In Istanbul, you don’t have to step far, in any direction, before you see a flag, a banner, a poster, a sign, a magazine cover, a sticker, a billboard adorned with Mustafa Kemal Atatürk’s photo. There’s so much I don’t know about Atatürk, but I do know he is revered and loved, still to this day. Today, November 10, commemorates the day of his death in 1938, seventy-five years ago. Because the Turkish Republic is so new, the memory of this country’s first president is fresh. As an American, we learn about George Washington, but I’m not convinced that we have such a love affair with his memory as the Turks have with Atatürk.
Taken directly from Wikipedia: Mustafa Kemal Atatürk was a Turkish army officer in the Ottoman military during World War 1, revolutionary statesman, and the first President of Turkey. Following the defeat of the Ottoman Empire in World War I, he led the Turkish national movement in the Turkish War of Independence. Having established a provisional government in Ankara, he defeated the forces sent by the Allies. His military campaigns led to victory in the Turkish War of Independence. Atatürk then embarked upon a program of political, economic, and cultural reforms, seeking to transform the former Ottoman Empire into a modern, secular, and democratic nation-state. Under his leadership, thousands of new schools were built, primary education was made free and compulsory, while the burden of taxation on peasants was reduced. He is credited with being the founder of the Republic of Turkey and his surname, Atatürk, means Father of the Turks.
October 29 was Republic Day and I got a day off from school. This is the day Atatürk commemorated on the calendar as the remembrance day of the forming of the Turkish Republic in 1923. A school friend and I spent the morning hours of Republic Day at the Dolmabahce Palace. We saw the room where Ataturk died. Every clock around the palace, including the beautiful clock-tower on the grounds, is stopped at 9:05, the time of his death. Today is Sunday, November 10, and a ceremony is planned at the National School part of MEF, where I work, and I’d love to go and learn about Ataturk, but it will be presented in Turkish and I wouldn’t be able to understand.
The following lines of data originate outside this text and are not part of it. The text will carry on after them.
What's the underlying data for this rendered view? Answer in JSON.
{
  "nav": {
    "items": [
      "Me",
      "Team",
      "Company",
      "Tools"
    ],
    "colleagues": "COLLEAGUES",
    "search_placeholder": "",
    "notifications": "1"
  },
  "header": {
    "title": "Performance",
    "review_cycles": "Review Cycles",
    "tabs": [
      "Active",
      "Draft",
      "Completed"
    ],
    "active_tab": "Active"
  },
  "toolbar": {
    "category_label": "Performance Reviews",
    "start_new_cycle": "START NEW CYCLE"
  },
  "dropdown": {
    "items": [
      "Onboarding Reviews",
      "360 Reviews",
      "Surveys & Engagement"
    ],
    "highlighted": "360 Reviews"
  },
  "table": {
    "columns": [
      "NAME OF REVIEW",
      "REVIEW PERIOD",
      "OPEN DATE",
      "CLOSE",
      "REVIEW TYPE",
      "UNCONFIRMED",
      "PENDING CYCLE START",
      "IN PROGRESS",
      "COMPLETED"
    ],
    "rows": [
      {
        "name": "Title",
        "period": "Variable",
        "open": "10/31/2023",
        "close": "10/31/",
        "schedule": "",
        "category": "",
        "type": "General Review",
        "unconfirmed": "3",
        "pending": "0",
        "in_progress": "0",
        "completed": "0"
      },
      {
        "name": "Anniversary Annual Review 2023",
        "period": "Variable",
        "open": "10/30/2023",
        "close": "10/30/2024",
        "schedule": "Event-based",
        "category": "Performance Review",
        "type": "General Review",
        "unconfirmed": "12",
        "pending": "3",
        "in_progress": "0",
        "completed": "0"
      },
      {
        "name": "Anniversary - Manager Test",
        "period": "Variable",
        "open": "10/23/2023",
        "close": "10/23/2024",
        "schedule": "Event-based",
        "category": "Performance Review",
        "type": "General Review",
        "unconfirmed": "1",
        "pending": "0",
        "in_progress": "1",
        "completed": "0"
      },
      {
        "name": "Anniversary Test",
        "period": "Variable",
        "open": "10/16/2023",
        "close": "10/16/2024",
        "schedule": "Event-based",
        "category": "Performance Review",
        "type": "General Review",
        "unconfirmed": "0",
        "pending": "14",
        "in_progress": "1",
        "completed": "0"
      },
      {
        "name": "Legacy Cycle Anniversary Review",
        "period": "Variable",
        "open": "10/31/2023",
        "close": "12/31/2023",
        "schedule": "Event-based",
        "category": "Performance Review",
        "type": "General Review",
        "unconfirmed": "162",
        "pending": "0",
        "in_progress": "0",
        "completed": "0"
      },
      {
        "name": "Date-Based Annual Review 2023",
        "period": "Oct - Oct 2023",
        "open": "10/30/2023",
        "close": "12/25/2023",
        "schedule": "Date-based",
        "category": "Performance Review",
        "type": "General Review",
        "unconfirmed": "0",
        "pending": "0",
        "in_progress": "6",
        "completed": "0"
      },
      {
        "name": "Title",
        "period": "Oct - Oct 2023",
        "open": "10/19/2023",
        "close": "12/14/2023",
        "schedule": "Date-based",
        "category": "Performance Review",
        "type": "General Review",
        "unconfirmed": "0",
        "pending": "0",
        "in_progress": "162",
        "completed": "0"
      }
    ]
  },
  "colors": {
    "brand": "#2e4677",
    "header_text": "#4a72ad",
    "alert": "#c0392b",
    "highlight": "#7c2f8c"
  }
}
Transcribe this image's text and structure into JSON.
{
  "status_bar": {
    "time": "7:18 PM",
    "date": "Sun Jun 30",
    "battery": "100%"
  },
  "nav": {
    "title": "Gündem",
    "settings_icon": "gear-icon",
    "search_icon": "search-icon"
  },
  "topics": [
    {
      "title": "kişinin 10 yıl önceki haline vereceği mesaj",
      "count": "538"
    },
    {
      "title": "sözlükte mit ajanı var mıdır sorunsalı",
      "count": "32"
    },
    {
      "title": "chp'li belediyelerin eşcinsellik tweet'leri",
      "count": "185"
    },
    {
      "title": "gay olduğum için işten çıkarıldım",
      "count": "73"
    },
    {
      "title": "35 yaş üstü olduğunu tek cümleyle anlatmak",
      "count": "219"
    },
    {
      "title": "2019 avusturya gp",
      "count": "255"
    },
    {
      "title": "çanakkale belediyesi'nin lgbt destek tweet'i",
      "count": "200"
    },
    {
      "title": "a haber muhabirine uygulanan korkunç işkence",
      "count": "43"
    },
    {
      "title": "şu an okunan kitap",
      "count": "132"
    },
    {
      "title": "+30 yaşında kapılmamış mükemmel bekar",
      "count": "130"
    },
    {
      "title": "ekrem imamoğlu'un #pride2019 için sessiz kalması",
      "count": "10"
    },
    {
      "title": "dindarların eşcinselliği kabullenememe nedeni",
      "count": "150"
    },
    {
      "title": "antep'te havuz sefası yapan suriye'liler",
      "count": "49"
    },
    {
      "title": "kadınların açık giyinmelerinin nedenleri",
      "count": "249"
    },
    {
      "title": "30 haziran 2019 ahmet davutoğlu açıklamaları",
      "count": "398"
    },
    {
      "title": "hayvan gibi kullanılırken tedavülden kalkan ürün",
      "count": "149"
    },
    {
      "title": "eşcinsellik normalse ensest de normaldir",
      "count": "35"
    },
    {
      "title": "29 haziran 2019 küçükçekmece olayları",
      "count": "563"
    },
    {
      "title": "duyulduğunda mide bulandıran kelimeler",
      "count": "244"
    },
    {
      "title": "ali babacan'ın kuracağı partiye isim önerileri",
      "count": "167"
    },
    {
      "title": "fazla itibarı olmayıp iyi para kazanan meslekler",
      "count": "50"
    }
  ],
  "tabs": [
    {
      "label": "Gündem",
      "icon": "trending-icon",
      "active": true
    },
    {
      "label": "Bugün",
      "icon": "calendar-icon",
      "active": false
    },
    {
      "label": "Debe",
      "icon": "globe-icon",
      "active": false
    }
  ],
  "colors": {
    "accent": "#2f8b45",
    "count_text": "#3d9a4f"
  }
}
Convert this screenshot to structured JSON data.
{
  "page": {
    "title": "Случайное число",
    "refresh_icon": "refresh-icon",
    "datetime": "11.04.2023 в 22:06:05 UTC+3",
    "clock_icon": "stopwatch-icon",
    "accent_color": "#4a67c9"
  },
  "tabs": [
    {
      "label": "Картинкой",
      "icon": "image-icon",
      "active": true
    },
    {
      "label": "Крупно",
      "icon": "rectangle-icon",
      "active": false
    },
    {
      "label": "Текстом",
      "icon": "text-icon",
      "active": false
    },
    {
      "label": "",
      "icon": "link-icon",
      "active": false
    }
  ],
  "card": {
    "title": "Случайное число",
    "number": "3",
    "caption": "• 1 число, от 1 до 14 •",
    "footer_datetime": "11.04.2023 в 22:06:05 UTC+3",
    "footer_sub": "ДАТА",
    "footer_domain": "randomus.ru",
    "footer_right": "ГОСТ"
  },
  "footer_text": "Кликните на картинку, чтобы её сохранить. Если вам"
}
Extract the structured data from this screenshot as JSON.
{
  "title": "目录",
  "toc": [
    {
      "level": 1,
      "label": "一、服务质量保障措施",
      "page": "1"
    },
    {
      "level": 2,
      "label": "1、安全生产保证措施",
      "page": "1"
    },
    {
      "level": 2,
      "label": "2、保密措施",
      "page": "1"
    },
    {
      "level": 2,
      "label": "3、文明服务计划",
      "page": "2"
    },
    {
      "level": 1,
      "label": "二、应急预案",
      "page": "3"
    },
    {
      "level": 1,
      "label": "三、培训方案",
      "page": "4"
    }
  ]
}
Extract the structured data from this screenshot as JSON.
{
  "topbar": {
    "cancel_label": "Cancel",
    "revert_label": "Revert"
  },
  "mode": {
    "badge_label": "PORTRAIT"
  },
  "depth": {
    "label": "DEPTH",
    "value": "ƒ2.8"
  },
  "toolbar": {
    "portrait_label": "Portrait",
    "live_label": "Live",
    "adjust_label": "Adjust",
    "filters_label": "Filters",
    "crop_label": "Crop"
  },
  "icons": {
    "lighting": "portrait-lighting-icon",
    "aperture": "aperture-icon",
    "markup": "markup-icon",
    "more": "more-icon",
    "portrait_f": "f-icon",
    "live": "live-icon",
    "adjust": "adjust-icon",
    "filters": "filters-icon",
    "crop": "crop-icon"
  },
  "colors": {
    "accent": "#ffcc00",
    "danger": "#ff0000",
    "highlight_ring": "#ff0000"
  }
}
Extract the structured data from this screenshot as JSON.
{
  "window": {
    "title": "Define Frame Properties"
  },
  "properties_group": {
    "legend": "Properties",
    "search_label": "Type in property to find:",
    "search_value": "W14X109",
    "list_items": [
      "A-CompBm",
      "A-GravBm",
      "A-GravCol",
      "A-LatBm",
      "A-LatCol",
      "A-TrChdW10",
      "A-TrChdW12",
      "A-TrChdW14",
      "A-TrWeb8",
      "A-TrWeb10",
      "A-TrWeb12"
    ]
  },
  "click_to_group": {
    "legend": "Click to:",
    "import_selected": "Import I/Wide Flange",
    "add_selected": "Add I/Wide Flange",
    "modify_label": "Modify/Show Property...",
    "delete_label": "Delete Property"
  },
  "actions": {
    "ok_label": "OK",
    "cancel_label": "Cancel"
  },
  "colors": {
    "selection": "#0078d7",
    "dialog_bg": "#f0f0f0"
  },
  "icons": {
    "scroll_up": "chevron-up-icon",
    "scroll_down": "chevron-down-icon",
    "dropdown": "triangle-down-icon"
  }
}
![OLYMPUS DIGITAL CAMERA By Khalid Mahmood (Own work) [CC-BY-SA-3.0 (http://creativecommons.org/licenses/by-sa/3.0) or GFDL (http://www.gnu.org/copyleft/fdl.html)], via Wikimedia Commons and Ataturks deathbed in Dolmabahce Palace March 2008 Author Gryffindor](https://artteachtravel.files.wordpress.com/2013/11/ataturks-deathbed-in-dolmabahce-palace-march-2008-author-gryffindor.jpg?w=286&h=286&crop=1)
![450px-Dolmabahçe_Palace_Clock_Tower By Khalid Mahmood (Own work) [CC-BY-SA-3.0 (http://creativecommons.org/licenses/by-sa/3.0) or GFDL (http://www.gnu.org/copyleft/fdl.html)], via Wikimedia Commons](https://artteachtravel.files.wordpress.com/2013/11/450px-dolmabahc3a7e_palace_clock_tower.jpg?w=286&h=286&crop=1)
There are a multitude of books written about this great leader and to learn about him is a part of every school child’s Turkish history class here in Istanbul. An understanding of Atatürk and the former Ottoman Empire would have to be included to fully understand our current world, its countries, its boundaries and its wars and its victories. There is no escape from learning about history when you live in Istanbul. It is all around you. It is on the sweet faces of the people in the markets, it is on dusty, cobbled streets, it is up the steep hills surrounded by rock walls, it is down the deep alleys surrounded by architecture and it flows down the river. It is vast, this world history of ours. I’m left with the understanding that the global problems we see in 2013, are the same problems that have always been. All of us, no matter what country, are a part of each other’s history, the history of the human race.